A. Wainwright, M.B.E. wrote over fifty hand-drawn guide books including his seven world-famous “Pictorial Guides to the Lakeland Fells” before his death in 1991. Wainwright, in his generation, was as synonymous with the Lake District as Wordsworth was in his. The guides remain as a fitting memorial.
Alfred Wainwright also published two Furness Sketchbooks; each a collection of seventy-five drawings of scenes in the Furness Peninsula of Cumbria. The Wainwright drawing of St. James’ Church, Barrow-in-Furness, being specially commissioned, was not among them. The charming story of how it came about has never before been publicly told.
When the Ven. Colin Stannard became Vicar of St. James’ in March 1955, the parish magazine, constrained by wartime shortages, was ripe for improvement. A new printer was sought and a new cover. The new printer, Kentmere Ltd. at Staveley near Kendal, showed the vicar examples of other magazine covers then being printed. One, with special appeal, was a line drawing of St. Mary’s, Windermere done, he was told, by “the Borough Treasurer of Kendal who is quite good at this sort of thing.”
Soon afterwards Colin Stannard was in correspondence with Alfred Wainwright who replied on 7th June 1955 thanking him for a photograph of the Church and saying:
“I shall probably exercise a little licence with the foreground. I shan’t `plant’ any more trees there though I should like to, but I shall want to `remove’ the enclosing walls and the harsh macadam and show the building sprouting up from grass and shrubs. The sky above the roof of the nave is the obvious place for the lettering…. End of July at the latest – that’s a promise!”
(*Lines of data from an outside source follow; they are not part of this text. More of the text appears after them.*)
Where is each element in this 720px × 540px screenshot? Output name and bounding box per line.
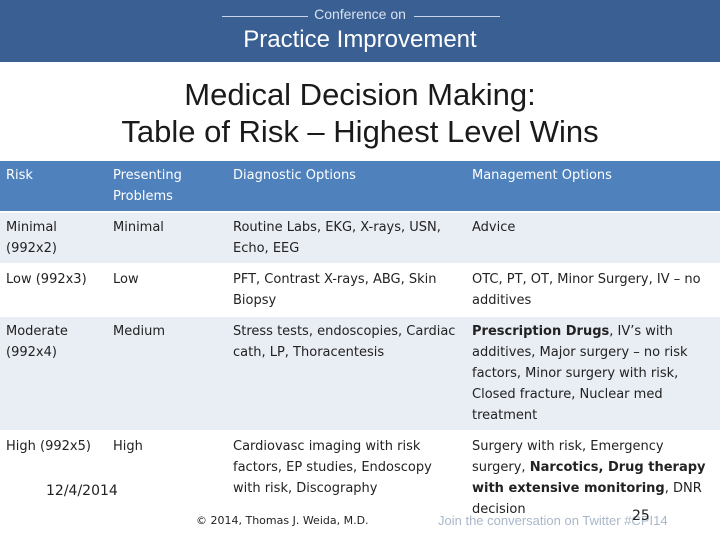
- cell-risk: Moderate (992x4): [0, 315, 107, 431]
- table-row: Minimal (992x2) Minimal Routine Labs, EK…: [0, 211, 720, 264]
- slide-title-line1: Medical Decision Making:: [184, 77, 536, 112]
- cell-diagnostic: PFT, Contrast X-rays, ABG, Skin Biopsy: [227, 263, 466, 316]
- cell-diagnostic: Cardiovasc imaging with risk factors, EP…: [227, 430, 466, 524]
- management-text: , IV’s with additives, Major surgery – n…: [472, 324, 688, 423]
- banner-title: Practice Improvement: [243, 26, 477, 53]
- cell-risk: Minimal (992x2): [0, 211, 107, 264]
- table-row: Moderate (992x4) Medium Stress tests, en…: [0, 315, 720, 431]
- cell-problems: Low: [107, 263, 227, 316]
- management-emphasis: Narcotics, Drug therapy with extensive m…: [472, 460, 706, 496]
- table-row: High (992x5) High Cardiovasc imaging wit…: [0, 430, 720, 524]
- cell-risk: High (992x5): [0, 430, 107, 524]
- twitter-footer: Join the conversation on Twitter #CPI14: [438, 513, 668, 528]
- cell-problems: Minimal: [107, 211, 227, 264]
- management-emphasis: Prescription Drugs: [472, 324, 610, 339]
- slide-title: Medical Decision Making: Table of Risk –…: [0, 76, 720, 150]
- header-presenting-problems: Presenting Problems: [107, 159, 227, 212]
- cell-problems: Medium: [107, 315, 227, 431]
- header-risk: Risk: [0, 159, 107, 212]
- cell-risk: Low (992x3): [0, 263, 107, 316]
- header-diagnostic-options: Diagnostic Options: [227, 159, 466, 212]
- cell-problems: High: [107, 430, 227, 524]
- table-header-row: Risk Presenting Problems Diagnostic Opti…: [0, 159, 720, 212]
- cell-management: OTC, PT, OT, Minor Surgery, IV – no addi…: [466, 263, 720, 316]
- table-row: Low (992x3) Low PFT, Contrast X-rays, AB…: [0, 263, 720, 316]
- cell-management: Prescription Drugs, IV’s with additives,…: [466, 315, 720, 431]
- management-text: Surgery with risk, Emergency surgery,: [472, 439, 664, 475]
- risk-table: Risk Presenting Problems Diagnostic Opti…: [0, 159, 720, 524]
- management-text: , DNR decision: [472, 481, 702, 517]
- copyright: © 2014, Thomas J. Weida, M.D.: [196, 514, 369, 527]
- page-number: 25: [632, 508, 650, 524]
- banner-subtitle: Conference on: [314, 6, 406, 22]
- slide-title-line2: Table of Risk – Highest Level Wins: [121, 114, 599, 149]
- cell-management: Surgery with risk, Emergency surgery, Na…: [466, 430, 720, 524]
- cell-diagnostic: Routine Labs, EKG, X-rays, USN, Echo, EE…: [227, 211, 466, 264]
- conference-banner: Conference on Practice Improvement: [0, 0, 720, 62]
- cell-diagnostic: Stress tests, endoscopies, Cardiac cath,…: [227, 315, 466, 431]
- banner-right-rule: [414, 16, 500, 17]
- slide-date: 12/4/2014: [46, 483, 118, 499]
- banner-left-rule: [222, 16, 308, 17]
- header-management-options: Management Options: [466, 159, 720, 212]
- cell-management: Advice: [466, 211, 720, 264]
Alfred Wainwright sent his drawing to the vicar on 15th July 1955 with a covering letter:
“See what a pretty church you’d have had if you’d built it in a park!
There is no question of a fee for doing this for you, but the work has taken fourteen hours of time I could little afford. It seems reasonable therefore, that I should now ask you to spend fourteen minutes in finding six positive subscribers for my book. It occurs to me that since your Magazine Committee were so eager to requisition my services they should be your first approach!”
Forty three years later Colin Stannard, having left Barrow in 1964, eventually becoming Archdeacon of Carlisle, pointed out that the book referred to was the very first of the Wainwright Guides – covering the Eastern Fells. That book, for which the author was so concerned to attract subscribers, is still in print having become a classic of its kind, and been bought by many thousands of people. Good copies of the first impression of the Wainwright Guides are now very valuable. If the members of the Magazine Committee had bought copies of the first “Wainwright” it would have been a lucrative investment.